DISCLOSURE: I purchased Lucas’ Papaw Ointment in Australia Shop on my own wish. I was not financially compensated for this post by neither of the named companies. All opinions are my own.

Your thoughts…

  1. Can you please tell me if any of the following are included in the papaw ointment:

    Alternative names: 2-Methyl-4-isothiazolin-3-one, 5-Chloro-2-methyl-4-isothiazolin-3-one, Acticide, Algucid, Amerstat 250, Benzisothiazolinone (BIT), Caswell # 572A, Euxyl K 100, Fennosan IT 21, Grotan, Grotan TK2, Isothiazolinone (Kathon), Kathon CG, Kordek, Methylchloroisothiazolinone (MCI), Methylisothiazolinone (MIT or MI), Mergal K7, Metatin GT, Mitco CC 32 L, Microcare, Neolone, Optiphen MIT, OriStar MIT, ProClin, SPX, Zonen MT

    I have an allergic reaction and have been using this to sooth my allergy

  2. Hi Sue, no it does not have any form of MI. The ointment is made mostly from fresh fermented papaya fruit. The only preservative is potassium sorbate, it has also petroleum and wax as a base and gum blasam peru for fragrance. Hope it helps.

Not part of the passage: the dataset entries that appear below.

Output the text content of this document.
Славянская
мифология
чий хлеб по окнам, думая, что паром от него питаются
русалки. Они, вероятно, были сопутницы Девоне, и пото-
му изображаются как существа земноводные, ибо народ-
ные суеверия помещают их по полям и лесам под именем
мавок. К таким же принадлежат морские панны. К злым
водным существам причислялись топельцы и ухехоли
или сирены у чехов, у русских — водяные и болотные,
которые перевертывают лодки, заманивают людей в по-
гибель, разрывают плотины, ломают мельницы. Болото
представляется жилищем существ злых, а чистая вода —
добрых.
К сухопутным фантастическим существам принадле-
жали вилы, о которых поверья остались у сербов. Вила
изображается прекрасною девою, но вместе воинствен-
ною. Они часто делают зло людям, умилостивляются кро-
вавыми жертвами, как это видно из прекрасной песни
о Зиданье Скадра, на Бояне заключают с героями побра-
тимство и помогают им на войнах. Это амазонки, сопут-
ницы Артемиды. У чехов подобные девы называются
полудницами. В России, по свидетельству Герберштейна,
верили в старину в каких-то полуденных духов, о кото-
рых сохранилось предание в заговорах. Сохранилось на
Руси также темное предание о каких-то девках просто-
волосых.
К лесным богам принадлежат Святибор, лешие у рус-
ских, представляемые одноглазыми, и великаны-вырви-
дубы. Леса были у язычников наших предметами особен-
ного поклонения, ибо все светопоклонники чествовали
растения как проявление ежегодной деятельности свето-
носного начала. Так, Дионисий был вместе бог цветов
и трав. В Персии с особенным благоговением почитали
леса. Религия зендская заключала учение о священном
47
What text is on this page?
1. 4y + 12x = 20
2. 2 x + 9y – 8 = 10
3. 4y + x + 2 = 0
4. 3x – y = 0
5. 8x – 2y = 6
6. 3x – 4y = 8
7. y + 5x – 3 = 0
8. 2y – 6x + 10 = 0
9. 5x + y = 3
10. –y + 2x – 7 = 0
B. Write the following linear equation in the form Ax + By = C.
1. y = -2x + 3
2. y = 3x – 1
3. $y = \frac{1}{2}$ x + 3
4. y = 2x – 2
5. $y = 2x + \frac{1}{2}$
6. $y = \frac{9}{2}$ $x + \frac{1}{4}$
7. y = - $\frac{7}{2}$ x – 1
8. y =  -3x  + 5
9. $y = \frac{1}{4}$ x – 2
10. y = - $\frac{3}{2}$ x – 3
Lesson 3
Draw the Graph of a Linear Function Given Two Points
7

  3. Margot, I appreciate that this cream has been great for you,
    but here is just a general alert for your readers who, like us, tend to be sensitive to certain ingredients and foods —

    According to what appear to be very credible sources (I’ll quote from them below),
    Balsam of Peru, which is in the Lucas’ Pawpaw Ointment, causes an allergic in 3.8% of the population (1 in 26 people), is one of the “top five allergens” that cause positive allergy patch test results, is involved in 50% of the cases where people are discovered to have a fragrance allergy, and exposure to Balsam of Peru can actually encourage the body to become cross-sensitized to a wide variety of other chemical ingredients that are in everyday products (so it might be safest not to expose children to it).

    “A positive result to Balsam of Peru is seen in 50% of fragrance allergy cases.
    Positive patch test also indicates that the individual may have problems with flavourings (both artificial and natural), some medications and other perfumed products. […]
    Allergy to Balsam of Peru may make you sensitive to other chemically related substances. Many of these are spices and flavourings that are used in daily cooking.
    As a precaution you should avoid using these products, as it is likely that you will be allergic to them too.”

    “It can cause allergic reactions, with numerous large surveys identifying it as being in the “top five” allergens most commonly causing patch test reactions.
    It may cause inflammation, redness, swelling, soreness, itching, and blisters, including allergic contact dermatitis, stomatitis (inflammation and soreness of the mouth or tongue), cheilitis (inflammation, rash, or painful erosion of the lips, oropharyngeal mucosa, or angles of their mouth), pruritus, hand eczema, generalized or resistant plantar dermatitis, rhinitis, and conjunctivitis. […]
    A study in 2001 found that 3.8% of the general population patch tested was allergic to it.
    Many flavorings and perfumes contain components identical to Balsam of Peru. […]
    Because of allergic reactions, since 1982 crude Balsam of Peru has been banned by the International Fragrance Association from use as a fragrance compound, but extracts and distillates are used up to a maximum level of 0.4% in products, and are not covered by mandatory labeling.
    In March 2006, the European Commission, Health and Consumer Protection Directorate-General, Scientific Committee on Consumer Products, issued an Opinion on Peru Balsam. It confirmed that crude Peru Balsam should not be used as a fragrance ingredient, because of a wide variety of test results on its sensitizing potential, but that extracts and distillates can be used up to a maximum level of 0.4% in products.”